Prof. dr. Zwaginga kijkt met optimisme naar de voorlopige resultaten van zijn onderzoeksteam. Een eerste trial met proefpersonen heeft uitgewezen dat de gewijzigde dendritische cellen veilig teruggegeven kunnen worden aan patiënten. “Omdat we geenszins het risico wilden lopen de overgebleven bètacellen van patiënten negatief te beïnvloeden, zijn we begonnen met patiënten waarvan de insulineproductie al grotendeels was uitgedoofd. Tot onze blijdschap zagen we dat de dendritische cellen het gewenste effect uitoefenden op de T-cellen. De bètacellen werden met rust gelaten! Dat is een fantastisch resultaat voor de betrokken patiënten, omdat iedere bescherming van bètacellen, hoe klein ook, een verschil kan maken in het verdere verloop van de ziekte. Bovendien betekent het dat we de behandeling in een volgende proefronde kunnen uitproberen met patiënten die nog gedeeltelijk over functionerende bètacellen beschikken.

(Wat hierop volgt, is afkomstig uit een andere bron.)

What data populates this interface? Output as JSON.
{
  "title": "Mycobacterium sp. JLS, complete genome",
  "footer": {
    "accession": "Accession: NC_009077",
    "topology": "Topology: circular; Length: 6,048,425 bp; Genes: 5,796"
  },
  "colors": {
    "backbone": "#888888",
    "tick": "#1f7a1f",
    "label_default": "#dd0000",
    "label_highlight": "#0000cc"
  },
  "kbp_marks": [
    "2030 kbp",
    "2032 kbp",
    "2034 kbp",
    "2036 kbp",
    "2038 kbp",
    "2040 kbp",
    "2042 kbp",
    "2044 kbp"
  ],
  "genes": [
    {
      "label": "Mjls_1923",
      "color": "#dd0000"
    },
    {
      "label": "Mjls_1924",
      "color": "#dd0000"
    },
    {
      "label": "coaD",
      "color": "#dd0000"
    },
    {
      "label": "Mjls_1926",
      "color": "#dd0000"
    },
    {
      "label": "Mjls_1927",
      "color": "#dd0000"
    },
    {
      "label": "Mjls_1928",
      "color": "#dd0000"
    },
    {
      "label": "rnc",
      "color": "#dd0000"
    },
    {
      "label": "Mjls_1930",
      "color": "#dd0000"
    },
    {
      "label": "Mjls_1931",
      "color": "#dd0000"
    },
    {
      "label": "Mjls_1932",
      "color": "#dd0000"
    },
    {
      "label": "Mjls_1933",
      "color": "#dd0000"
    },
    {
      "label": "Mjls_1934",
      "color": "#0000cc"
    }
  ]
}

Wellicht blijkt daaruit dat we deze therapie niet alleen kunnen inzetten om bètacel- en alvleeskliertransplantaties te ondersteunen, maar ook om de insulineproductie van patiënten in een vroeg stadium van de ziekte te behouden”, aldus de onderzoeker. 

Essentiële donaties
Het onderzoek van prof. dr. Zwaginga en zijn team is alleen mogelijk dankzij de gecombineerde financiële ondersteuning van DON en het Diabetes Fonds. “Enorm belangrijk”, noemt hij de subsidie, “niet alleen voor de tot nu toe behaalde resultaten, maar ook voor de voortzetting van de trials met patiënten. Het fijne van partners als DON is dat ze voor een termijn met ons samenwerken. Wie een behandeling of geneesmiddel wil ontwikkelen, is namelijk niet binnen een jaar of twee klaar. Dergelijk onderzoek duurt jaren, en om dat vol te houden heb je een partner nodig, mensen die in je visie geloven. Dat maakt de steun van onder andere DON zo ontzettend waardevol. Voor ons, maar nog veel belangrijker: voor de patiënt. Want de belangrijkste reden om ons onderzoek voort te zetten, is het geloof dat deze aanpak een grote groep patiënten kan gaan helpen”.